В глазах Запада, в свете положений Конституции демократические институты надо поддерживать. У общества спроса на них уже нет, но для того, чтобы выполнять конституционные требования, чтобы быть цивилизованной в глазах Запада, власть вынуждена играть в «демократические игрушки». Это нормально.
– Когда ребенку 14–15 лет, это – переходный возраст. Очень опасный, кстати. Опросы социологов показывают, что демократические ценности сейчас не котируются. Может быть, причина этого кроется в экономическом положении людей, в их опасении за свою жизнь?
– Мы не раз замечали на примере своей страны, что у нас связь не прямая, а иногда и парадоксальная между экономическими проблемами и демократическими ценностями.

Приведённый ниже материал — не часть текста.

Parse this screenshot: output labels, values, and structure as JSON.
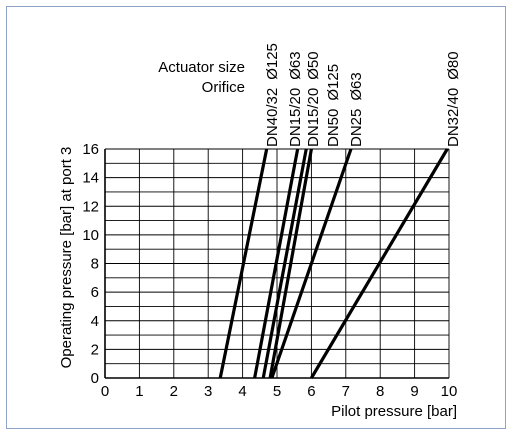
{
  "chart_data": {
    "type": "line",
    "xlabel": "Pilot pressure [bar]",
    "ylabel": "Operating pressure [bar] at port 3",
    "xlim": [
      0,
      10
    ],
    "ylim": [
      0,
      16
    ],
    "xticks": [
      "0",
      "1",
      "2",
      "3",
      "4",
      "5",
      "6",
      "7",
      "8",
      "9",
      "10"
    ],
    "yticks": [
      "0",
      "2",
      "4",
      "6",
      "8",
      "10",
      "12",
      "14",
      "16"
    ],
    "grid": true,
    "header_labels": {
      "row1": "Actuator size",
      "row2": "Orifice"
    },
    "series": [
      {
        "orifice": "DN40/32",
        "actuator": "Ø125",
        "points": [
          [
            3.35,
            0
          ],
          [
            4.7,
            16
          ]
        ]
      },
      {
        "orifice": "DN15/20",
        "actuator": "Ø63",
        "points": [
          [
            4.35,
            0
          ],
          [
            5.6,
            16
          ]
        ]
      },
      {
        "orifice": "DN15/20",
        "actuator": "Ø50",
        "points": [
          [
            4.6,
            0
          ],
          [
            5.85,
            16
          ]
        ]
      },
      {
        "orifice": "DN50",
        "actuator": "Ø125",
        "points": [
          [
            4.8,
            0
          ],
          [
            6.0,
            16
          ]
        ]
      },
      {
        "orifice": "DN25",
        "actuator": "Ø63",
        "points": [
          [
            4.85,
            0
          ],
          [
            7.15,
            16
          ]
        ]
      },
      {
        "orifice": "DN32/40",
        "actuator": "Ø80",
        "points": [
          [
            6.0,
            0
          ],
          [
            9.95,
            16
          ]
        ]
      }
    ]
  }
}
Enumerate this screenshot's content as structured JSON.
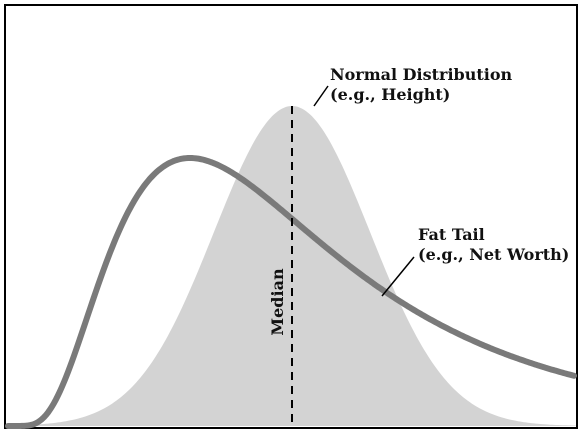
{
  "figure": {
    "normal_label": "Normal Distribution",
    "normal_sublabel": "(e.g., Height)",
    "fat_label": "Fat Tail",
    "fat_sublabel": "(e.g., Net Worth)",
    "median_label": "Median",
    "colors": {
      "frame": "#000000",
      "normal_fill": "#d3d3d3",
      "fat_curve": "#7a7a7a",
      "median_line": "#000000",
      "text": "#111111"
    }
  }
}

Очень часто бывает так: чем более сыто брюхо, тем меньше нужна демократия. Но вы правы, сейчас людей беспокоит другое. Угроза жизни, теракты. Политики вовсю эксплуатируют эту тенденцию, чтобы укрепить свою личную власть. А общество понимает, что без ограничения свобод здесь не обойтись. Всемирная угроза терроризма сужает пространство для демократических институтов.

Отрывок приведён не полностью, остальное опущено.